Paraíso, 2015
Solo Project
Bass Museum (Art Basel Public), Miami Beach
Landscape Intersection (Huaca Paraíso), a series of hollow bricks rest over a pair of wooden platforms, reconstructing a“Huaca”(a pre-Columbian funerary site) that has been destroyed by what appears to be a tractor, but we can only see the wheel traces . The title of the piece consists of a word in Quechua that can refer, indistinguishably, to a multitude of revered objects, natural locations of special significance, and burial monuments. For some the arrangement will bring to mind the funerary sites of the civilizations of pre-Columbian Peru, particularly those found in the coastal deserts. Others will see not an agglutination of walls hollowed by endless rows of niches, but the rooftop topography of a sprawling metropolis, each cell a minuscule abode. In the end, however, the heaps combine to offer us the model of a city or one of those miniature reconstructions that await the visitor at the entrance of an archaeological complex. This perspective that sees the work as the miniature reproduction of something more vast complex results, paradoxically, in the monumentalization of the whole—the work’s reduction to ever smaller dimensions is inseparable from the virtual projection of a majestic and panoramic reality. The materials are nevertheless few and raw, placing us in a zone of indistinction between minimalism and asceticism. The work disavows elaborate ornamentation and texture, providing a foil for its own intimations of monumentality. Thus it is that the work can come forward as a commentary on the ongoing efforts to render vast tracts of the coastal desert fit for habitation—a commentary, that is, on the effort to build. In this way the grandeur of a vast complex of ruins and its intimations of a majestic past, and the opulence of the present metropolis that allows to be seen in its totality, are displaced by the modest, tranquil, and hopeful dignity of the determination to turn a bleak or inhospitable desolation into a place invested with human significance. As a result of this displacement, we are left, in the end, with a vision of the materials that await their assemblage, secure in their tranquil repose.

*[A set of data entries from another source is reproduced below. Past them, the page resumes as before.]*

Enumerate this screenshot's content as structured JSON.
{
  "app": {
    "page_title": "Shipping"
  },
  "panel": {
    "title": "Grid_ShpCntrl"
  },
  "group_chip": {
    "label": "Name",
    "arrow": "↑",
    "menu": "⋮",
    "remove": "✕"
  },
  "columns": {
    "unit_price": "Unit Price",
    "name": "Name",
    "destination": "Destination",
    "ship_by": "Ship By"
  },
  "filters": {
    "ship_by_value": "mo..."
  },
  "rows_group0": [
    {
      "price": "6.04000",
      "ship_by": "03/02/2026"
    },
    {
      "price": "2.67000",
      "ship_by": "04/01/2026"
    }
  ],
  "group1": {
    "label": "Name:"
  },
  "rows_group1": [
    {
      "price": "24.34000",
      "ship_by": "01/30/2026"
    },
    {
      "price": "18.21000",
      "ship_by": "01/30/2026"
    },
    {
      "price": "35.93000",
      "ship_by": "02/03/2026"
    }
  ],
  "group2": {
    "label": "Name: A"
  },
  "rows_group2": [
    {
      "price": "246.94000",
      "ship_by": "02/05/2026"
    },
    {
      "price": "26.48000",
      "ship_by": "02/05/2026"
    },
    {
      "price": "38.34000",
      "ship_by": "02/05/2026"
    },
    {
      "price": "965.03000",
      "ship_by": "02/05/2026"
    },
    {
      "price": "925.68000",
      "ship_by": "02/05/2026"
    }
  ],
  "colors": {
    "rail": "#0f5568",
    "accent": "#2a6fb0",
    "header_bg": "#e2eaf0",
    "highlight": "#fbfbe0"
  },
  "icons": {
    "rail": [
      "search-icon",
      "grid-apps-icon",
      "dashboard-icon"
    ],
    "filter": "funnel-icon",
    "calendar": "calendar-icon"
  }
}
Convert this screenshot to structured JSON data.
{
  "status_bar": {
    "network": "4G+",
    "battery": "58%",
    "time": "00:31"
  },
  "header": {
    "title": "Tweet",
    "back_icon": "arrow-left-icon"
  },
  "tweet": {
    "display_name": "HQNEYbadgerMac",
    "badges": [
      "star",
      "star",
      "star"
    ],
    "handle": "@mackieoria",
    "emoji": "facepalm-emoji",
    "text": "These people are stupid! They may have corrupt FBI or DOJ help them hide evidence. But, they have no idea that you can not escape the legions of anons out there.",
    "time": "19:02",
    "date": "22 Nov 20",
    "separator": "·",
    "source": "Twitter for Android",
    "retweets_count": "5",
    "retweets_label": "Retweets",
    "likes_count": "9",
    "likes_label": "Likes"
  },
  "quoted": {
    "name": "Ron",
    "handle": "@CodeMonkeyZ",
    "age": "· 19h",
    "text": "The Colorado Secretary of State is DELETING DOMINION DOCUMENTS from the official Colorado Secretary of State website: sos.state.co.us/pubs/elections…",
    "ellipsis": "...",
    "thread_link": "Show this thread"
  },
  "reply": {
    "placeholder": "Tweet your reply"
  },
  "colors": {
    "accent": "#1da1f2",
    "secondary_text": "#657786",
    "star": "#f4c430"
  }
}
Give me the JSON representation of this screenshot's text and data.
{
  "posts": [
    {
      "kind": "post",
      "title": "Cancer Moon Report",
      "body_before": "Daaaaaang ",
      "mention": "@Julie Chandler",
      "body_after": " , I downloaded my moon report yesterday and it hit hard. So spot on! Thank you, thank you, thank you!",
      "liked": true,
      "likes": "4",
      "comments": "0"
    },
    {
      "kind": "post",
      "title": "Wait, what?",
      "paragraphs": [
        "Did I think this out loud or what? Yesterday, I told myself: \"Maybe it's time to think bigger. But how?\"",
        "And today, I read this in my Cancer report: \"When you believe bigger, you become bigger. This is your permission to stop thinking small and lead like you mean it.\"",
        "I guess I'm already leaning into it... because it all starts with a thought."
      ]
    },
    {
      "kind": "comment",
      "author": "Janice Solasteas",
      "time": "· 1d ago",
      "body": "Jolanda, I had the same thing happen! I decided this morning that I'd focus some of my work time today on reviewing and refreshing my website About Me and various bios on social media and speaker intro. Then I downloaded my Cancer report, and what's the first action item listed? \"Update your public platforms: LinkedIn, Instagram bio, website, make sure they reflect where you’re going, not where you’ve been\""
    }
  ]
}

The burial complex and the panorama of the city eventually prove to be nothing but a veil concealing a building site. The trajectory can of course be reversed, since what matters is the multiplicity of objects that the work can be. Whatever the route one decides to follow, however, one eventually comes into contact with a pile of bricks. The meanings that envelop this work could thus be said to veil a disciplined multitude of cells.